Last August, I reviewed “Blinded by the Light,” a sweet-hearted biography, about a young Pakistani Englishman who fell in love with Bruce Springsteen’s music.
Now, Bruce Springsteen has joined forces with Thom Zimny to direct himself in “Western Stars,” a concert film that allows the singer to fight his demons by providing the lyrics and vocal chords.
Before releasing the “Western Stars” album, he performed in his old farmhouse for a small audience. The structure was built in the late 1800s, and the old wood helps his songs sound so beautiful. Plus, this is the only place he knows would allow his orchestra and back-up chorus to perform. And it’s not just him performing. His wife Patti Scialfa collaborates on stage with her guitar and voice.
Each song he performs leaves you in such a relaxed state that you nearly fall asleep. I’m using the analogy of singing a lullaby. And each number looks and feels like you’re watching a musical guest on a “Saturday Night Live” stage. The lighting, the setting, and the lack of screaming fans keeps the Boss at peace.
There are 2-3 minute gaps after each song, which reveal Bruce’s struggles in the past.
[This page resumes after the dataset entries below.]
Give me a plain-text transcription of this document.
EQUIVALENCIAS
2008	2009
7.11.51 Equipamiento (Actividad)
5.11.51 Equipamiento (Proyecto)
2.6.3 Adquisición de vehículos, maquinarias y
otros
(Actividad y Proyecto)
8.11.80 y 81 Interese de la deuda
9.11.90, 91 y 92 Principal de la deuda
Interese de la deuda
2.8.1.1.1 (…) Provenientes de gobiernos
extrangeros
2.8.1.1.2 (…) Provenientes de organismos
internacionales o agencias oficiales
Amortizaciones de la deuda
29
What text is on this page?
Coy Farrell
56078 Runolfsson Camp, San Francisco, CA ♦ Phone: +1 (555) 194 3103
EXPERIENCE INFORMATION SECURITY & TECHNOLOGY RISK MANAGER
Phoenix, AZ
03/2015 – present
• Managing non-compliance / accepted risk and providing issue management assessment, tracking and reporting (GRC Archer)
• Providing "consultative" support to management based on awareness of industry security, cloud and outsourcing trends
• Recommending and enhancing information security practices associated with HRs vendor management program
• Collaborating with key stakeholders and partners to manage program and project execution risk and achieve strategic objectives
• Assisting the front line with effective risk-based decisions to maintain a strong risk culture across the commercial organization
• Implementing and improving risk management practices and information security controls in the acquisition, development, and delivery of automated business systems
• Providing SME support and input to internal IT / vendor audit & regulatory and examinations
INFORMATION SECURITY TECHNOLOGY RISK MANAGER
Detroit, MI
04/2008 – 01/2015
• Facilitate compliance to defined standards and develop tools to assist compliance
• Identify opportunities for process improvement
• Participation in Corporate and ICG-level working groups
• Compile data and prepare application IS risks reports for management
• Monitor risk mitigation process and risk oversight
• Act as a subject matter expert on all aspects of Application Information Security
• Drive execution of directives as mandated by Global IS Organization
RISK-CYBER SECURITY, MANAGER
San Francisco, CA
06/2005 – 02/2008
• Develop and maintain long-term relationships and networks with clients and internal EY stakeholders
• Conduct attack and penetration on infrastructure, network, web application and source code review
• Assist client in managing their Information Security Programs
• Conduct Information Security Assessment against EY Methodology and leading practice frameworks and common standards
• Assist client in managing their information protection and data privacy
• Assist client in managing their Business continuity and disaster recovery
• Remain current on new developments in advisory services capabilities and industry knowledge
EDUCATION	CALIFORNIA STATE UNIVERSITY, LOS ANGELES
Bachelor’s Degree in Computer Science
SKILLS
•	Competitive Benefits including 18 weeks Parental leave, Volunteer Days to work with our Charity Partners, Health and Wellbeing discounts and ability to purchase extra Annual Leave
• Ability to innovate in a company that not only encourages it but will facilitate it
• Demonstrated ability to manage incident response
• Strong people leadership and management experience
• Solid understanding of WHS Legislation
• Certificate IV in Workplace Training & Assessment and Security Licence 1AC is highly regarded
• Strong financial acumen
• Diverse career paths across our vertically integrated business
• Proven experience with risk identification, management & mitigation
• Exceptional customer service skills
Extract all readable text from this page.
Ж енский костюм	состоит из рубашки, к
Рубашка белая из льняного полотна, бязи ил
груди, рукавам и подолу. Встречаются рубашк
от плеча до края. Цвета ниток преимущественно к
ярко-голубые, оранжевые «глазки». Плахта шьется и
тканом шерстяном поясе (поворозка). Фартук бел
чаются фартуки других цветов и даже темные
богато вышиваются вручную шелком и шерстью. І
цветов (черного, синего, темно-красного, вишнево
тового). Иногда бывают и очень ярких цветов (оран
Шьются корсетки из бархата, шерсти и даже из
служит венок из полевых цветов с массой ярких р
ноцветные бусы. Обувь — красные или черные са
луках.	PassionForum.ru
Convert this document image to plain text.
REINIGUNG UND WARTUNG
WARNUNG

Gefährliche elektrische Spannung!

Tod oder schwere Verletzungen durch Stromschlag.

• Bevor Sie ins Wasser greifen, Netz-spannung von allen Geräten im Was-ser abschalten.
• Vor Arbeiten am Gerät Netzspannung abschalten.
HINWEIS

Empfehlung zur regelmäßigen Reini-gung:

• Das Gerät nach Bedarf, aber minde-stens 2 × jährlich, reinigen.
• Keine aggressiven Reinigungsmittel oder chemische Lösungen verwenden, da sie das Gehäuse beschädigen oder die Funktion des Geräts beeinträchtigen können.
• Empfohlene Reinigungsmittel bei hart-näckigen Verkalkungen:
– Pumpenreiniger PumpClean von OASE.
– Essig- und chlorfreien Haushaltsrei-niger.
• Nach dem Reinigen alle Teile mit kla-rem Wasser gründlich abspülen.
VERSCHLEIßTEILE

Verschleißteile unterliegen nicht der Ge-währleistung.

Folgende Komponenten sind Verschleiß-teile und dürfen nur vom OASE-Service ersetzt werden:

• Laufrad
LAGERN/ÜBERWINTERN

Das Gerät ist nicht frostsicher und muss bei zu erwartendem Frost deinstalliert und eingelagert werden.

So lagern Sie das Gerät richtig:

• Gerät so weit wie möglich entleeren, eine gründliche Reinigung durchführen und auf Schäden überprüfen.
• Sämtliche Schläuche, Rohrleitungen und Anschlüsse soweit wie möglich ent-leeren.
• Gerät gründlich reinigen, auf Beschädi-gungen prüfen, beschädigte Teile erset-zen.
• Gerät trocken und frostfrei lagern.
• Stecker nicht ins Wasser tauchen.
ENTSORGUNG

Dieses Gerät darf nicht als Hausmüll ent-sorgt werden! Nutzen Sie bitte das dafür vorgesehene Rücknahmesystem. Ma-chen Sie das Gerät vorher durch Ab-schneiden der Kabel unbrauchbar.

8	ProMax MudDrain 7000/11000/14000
They’re mostly treated like fly swaps, because of how they don’t exactly provide the basis, but at least, they allow this concert movie to have meaning.
I caught “Western Stars” at a Fathom Events screening in Chicago, and I was able to hear the voice and words with a sense of heart and relaxation. As a film critic from New Jersey, I must allow Bruce to help take the stress away, but really, it’s about him trying to keep himself on track.
He’s had break-ups and emotional stages, but at least he declared Patti Scialfa the woman of his dreams. They’ve raised a family, and now, he’s able to share his love for them and of life.
I don’t really go to concert movies, nor the actual events in real life, but unless they’re given truth and love like “Amazing Grace” with Aretha Franklin or “Rolling Thunder Revue” with Bob Dylan, I must see them for myself. “Western Stars” deserves to be Born in the USA.